Zvi Lurie (צבי לוריא; 1 June 1906 – 21 May 1968) was a Jewish political figure in Mandatory Palestine. A member of the Jewish National Council, he was amongst the signatories of the Israeli declaration of independence.

==Biography==
Zvi Lurie was born in Łódź in the Russian Empire (today in Poland). He immigrated to Mandatory Palestine in 1924. Lurie was a founder of kibbutz Ein Shemer.

==Zionist and political activism==
Lurie was a member of Hashomer Hatzair, serving as its general secretary between 1935 and 1937. He was a member of the Jewish National Council on behalf of Hashomer Hatzair, a prominent socialist Zionist youth movement, from 1935 to 1937, and was co-opted into the Provisional State Council following Israel's declaration of independence in May 1948. He also helped establish Kol Yisrael, which broadcast the declaration.
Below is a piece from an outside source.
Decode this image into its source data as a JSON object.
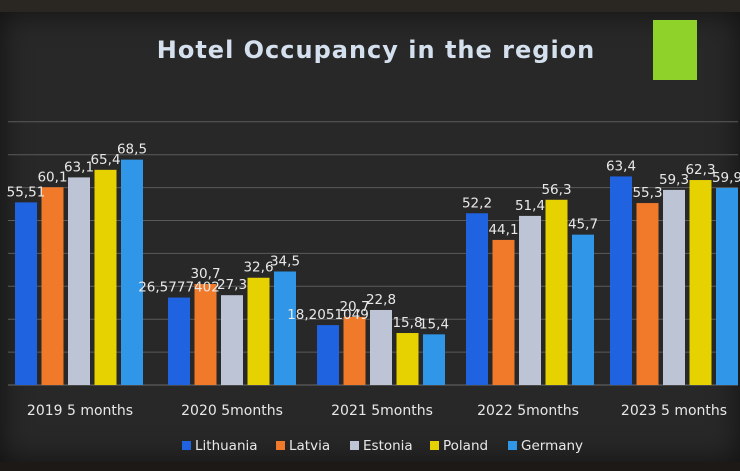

He was also a representative of the Mapam labor party, which was a left-wing Zionist party. As a committed labor leader, he was involved in Jewish community affairs and had an influential role in the political organizations guiding the Yishuv (Jewish community in Palestine).

After signing the declaration, Lurie left Israel to work on strengthening ties between Israel and the Jewish people with the Jewish Agency as a representative of Mapam (of which Hashomer Hatzair was a part). He died in 1968.